Despite all the planning and testing, even the most robust of systems are going to fail sometime. Last year, both Costco and Nordstrom experienced online outages during Black Friday, sending thousands of potential shoppers to the competition. The solution to this is to have a strong contingency plan in place that ensures you can get back up and running quickly should a system fail.

When experiencing a dramatic change in input such as e-commerce platforms often see on major shopping holidays, the main risk is that a set of unforeseen errors can quickly cascade across the environment, leading to systemic failure, said Tal Weiss, CTO of OverOps.

"At that point, what began as a local surge of errors in one or more services or components can rapidly begin to generate errors in downstream or dependent services."
Tal Weiss

The challenge in responding to a failure event such as this, Weiss said, is to determine which of the errors that you're experiencing are new. In a scenario where literally millions of alerts could be flooding the system at once, only a handful may be relevant to finding a solution.

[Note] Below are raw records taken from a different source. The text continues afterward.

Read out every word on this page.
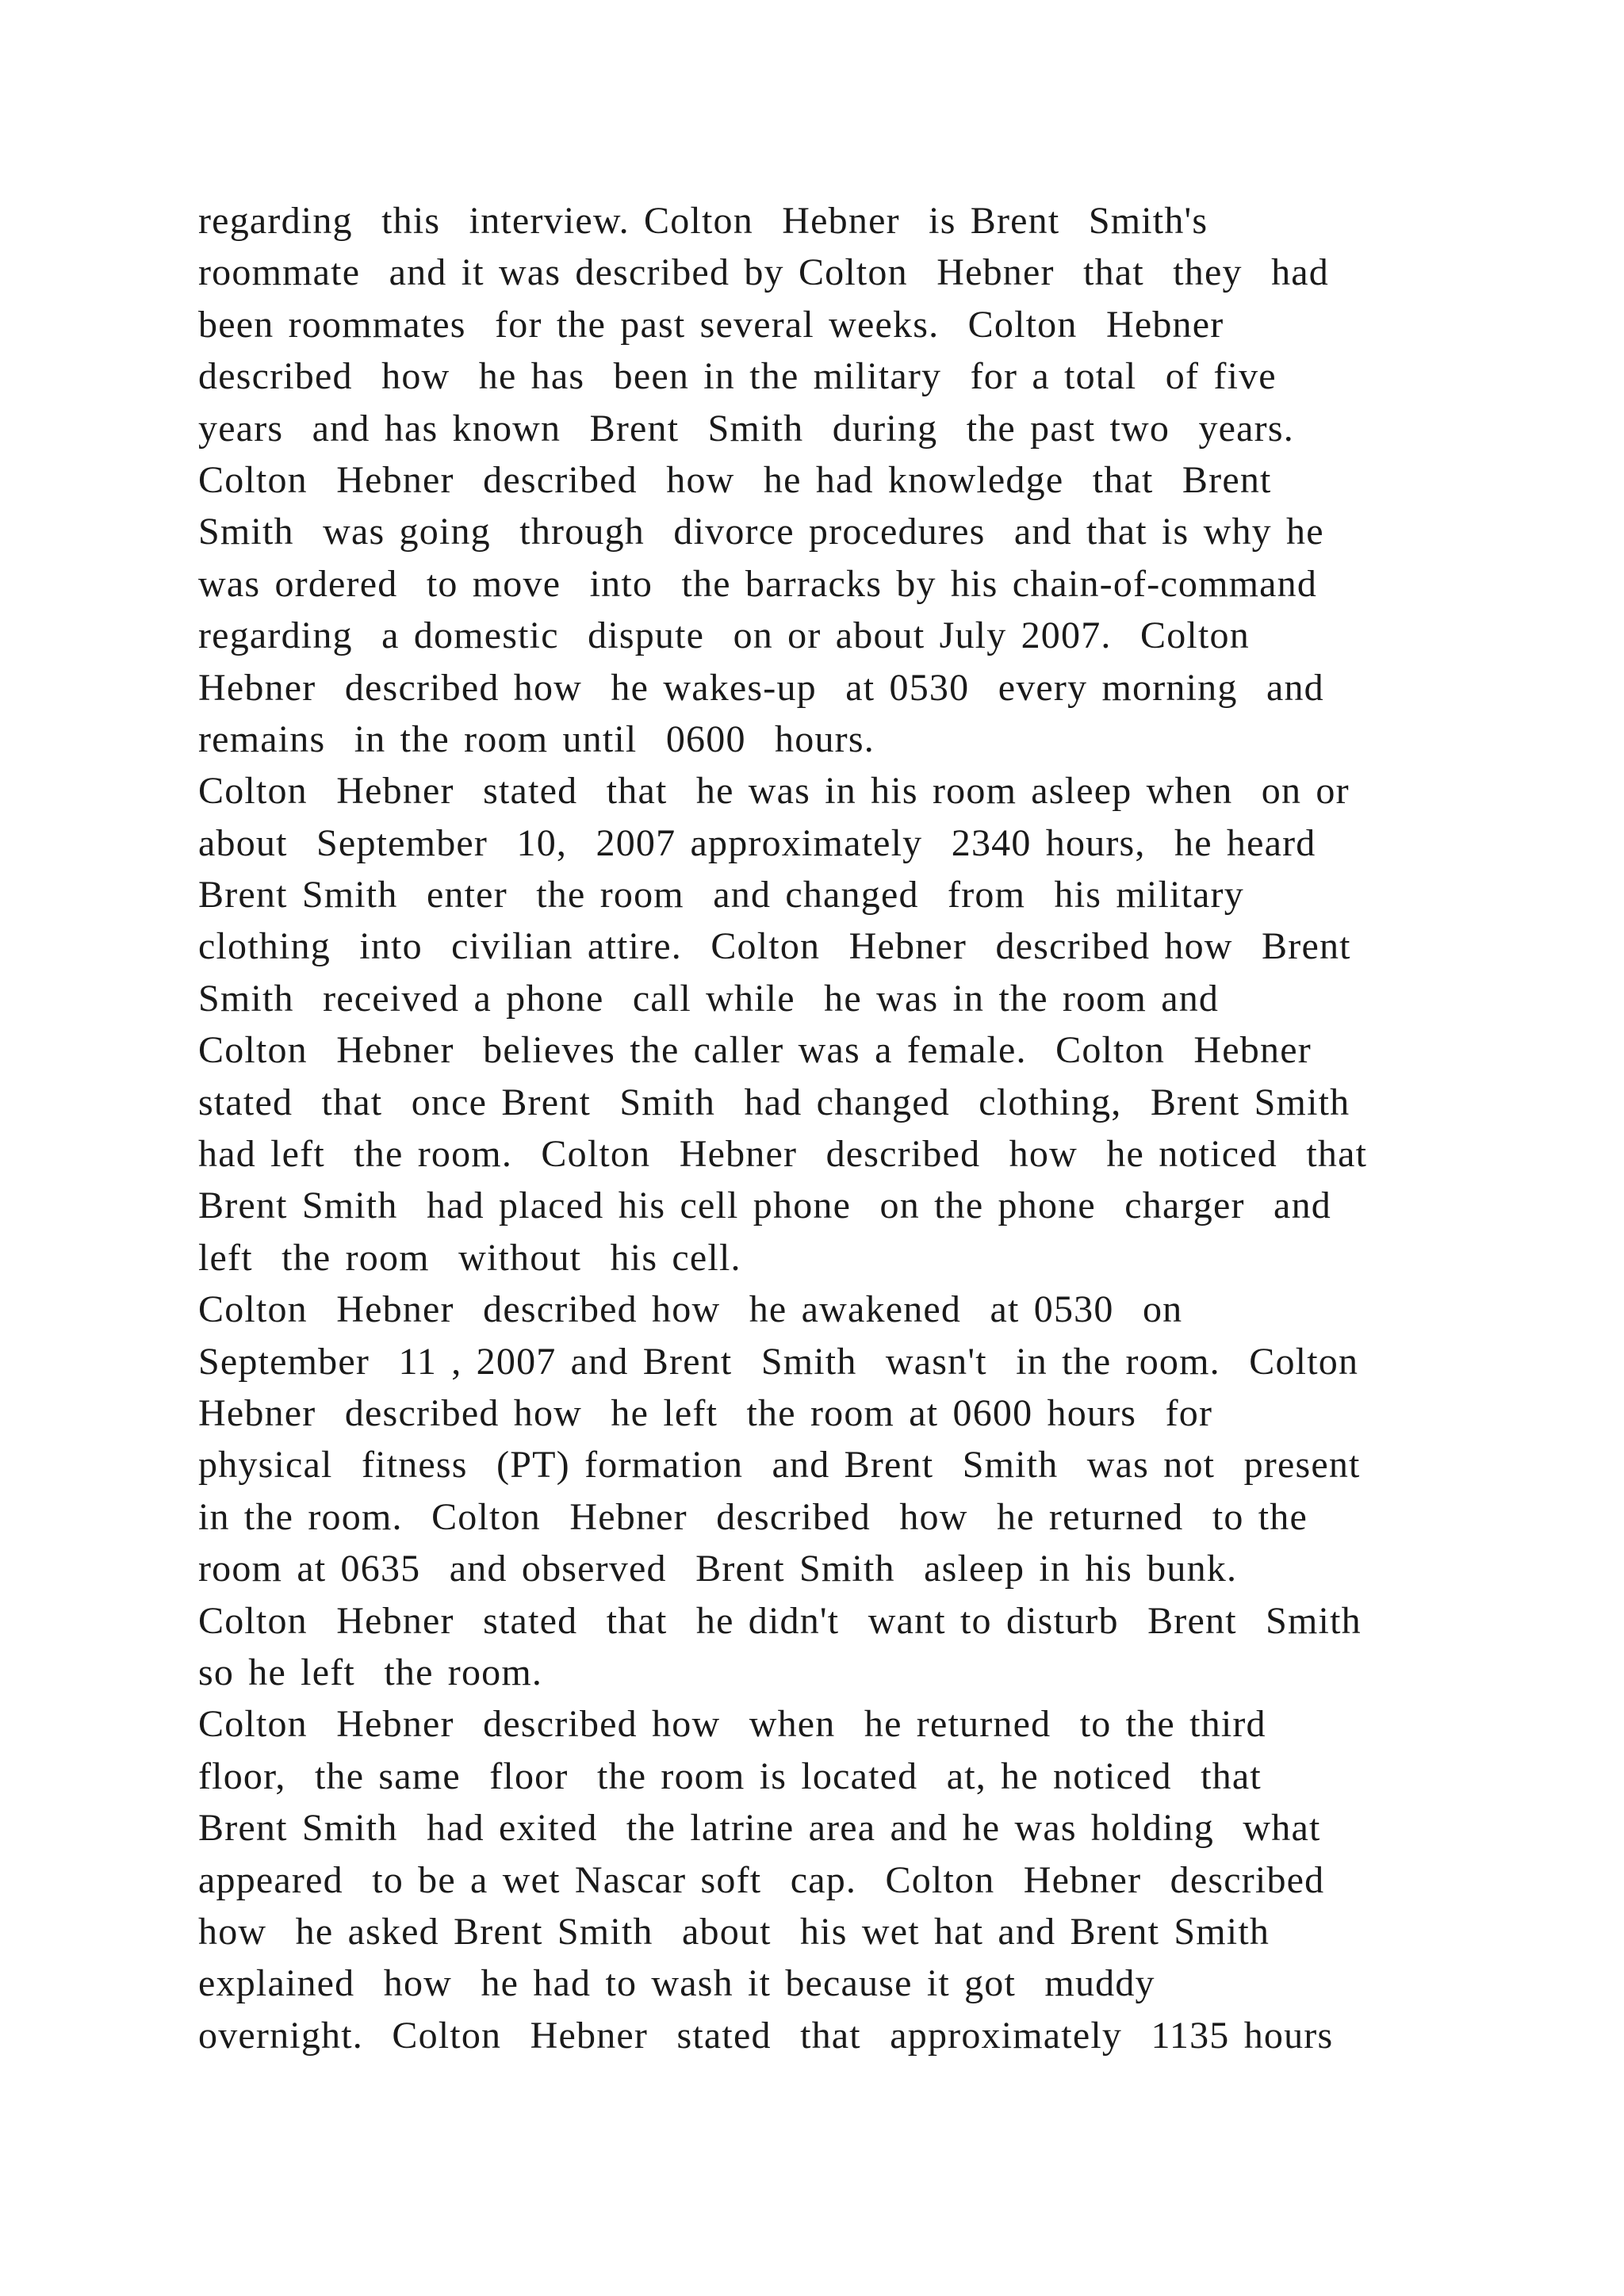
regarding  this  interview. Colton  Hebner  is Brent  Smith's
roommate  and it was described by Colton  Hebner  that  they  had
been roommates  for the past several weeks.  Colton  Hebner
described  how  he has  been in the military  for a total  of five
years  and has known  Brent  Smith  during  the past two  years.
Colton  Hebner  described  how  he had knowledge  that  Brent
Smith  was going  through  divorce procedures  and that is why he
was ordered  to move  into  the barracks by his chain-of-command
regarding  a domestic  dispute  on or about July 2007.  Colton
Hebner  described how  he wakes-up  at 0530  every morning  and
remains  in the room until  0600  hours.
Colton  Hebner  stated  that  he was in his room asleep when  on or
about  September  10,  2007 approximately  2340 hours,  he heard
Brent Smith  enter  the room  and changed  from  his military
clothing  into  civilian attire.  Colton  Hebner  described how  Brent
Smith  received a phone  call while  he was in the room and
Colton  Hebner  believes the caller was a female.  Colton  Hebner
stated  that  once Brent  Smith  had changed  clothing,  Brent Smith
had left  the room.  Colton  Hebner  described  how  he noticed  that
Brent Smith  had placed his cell phone  on the phone  charger  and
left  the room  without  his cell.
Colton  Hebner  described how  he awakened  at 0530  on
September  11 , 2007 and Brent  Smith  wasn't  in the room.  Colton
Hebner  described how  he left  the room at 0600 hours  for
physical  fitness  (PT) formation  and Brent  Smith  was not  present
in the room.  Colton  Hebner  described  how  he returned  to the
room at 0635  and observed  Brent Smith  asleep in his bunk.
Colton  Hebner  stated  that  he didn't  want to disturb  Brent  Smith
so he left  the room.
Colton  Hebner  described how  when  he returned  to the third
floor,  the same  floor  the room is located  at, he noticed  that
Brent Smith  had exited  the latrine area and he was holding  what
appeared  to be a wet Nascar soft  cap.  Colton  Hebner  described
how  he asked Brent Smith  about  his wet hat and Brent Smith
explained  how  he had to wash it because it got  muddy
overnight.  Colton  Hebner  stated  that  approximately  1135 hours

"Your team will need to have a process in place to proactively establish a baseline ahead of the surge, as well as the right set of tools to fingerprint and map errors to their code location and alert based on deviations."

Consider outsourcing the problem

Planning for a traffic surge is an incredibly complex endeavor, and if your organization doesn't have the necessary skills and tools, you can quickly find yourself in over your head.

Brian Lim is CEO of EmazingGroup, which sells club and festival outfits and accessories. He appeared on Shark Tank in 2015 to pitch EmazingLights, lighted gloves designed for the rave scene. Well aware of the date and time when the show would air, Lim knew in advance when traffic would hit the company's website almost down to the minute.

"We knew that being featured on a highly viewed television show would attract quite a bit of website traffic," said Lim. In the six months leading up to the episode's air date, the company purchased 30 servers, simulated load tests, and invested over $500,000 to make sure the site could handle the massive influx of traffic that would be coming their way.

But when the episode aired, the site went down anyway, he said.

Lim said he considers the company's choice of platforms, originally built on a Magento backbone, a "near fatal" error.

"A lot of money was lost that day, and it made what should have been one of the happiest days one of the worst."
Brian Lim

To solve the problem, EmazingGroup surrendered, dropping its DIY e-commerce ambitions and moving everything to a hosted site on Shopify.

"Our lives have been made immeasurably easier, and we likely would never have had this issue if we had been with Shopify from the beginning. But we didn't let that situation sink our company. The experience was a great reminder to focus on our products and marketing above all other business functions as an e-commerce brand."

Learn from the big fish

What can you learn from such mega-traffic events and the planning that goes into them? Follow their lead and adapt at an appropriate level for your online services, and you will be one step ahead. After all, customers consider performance to be a primary reflection on your brand.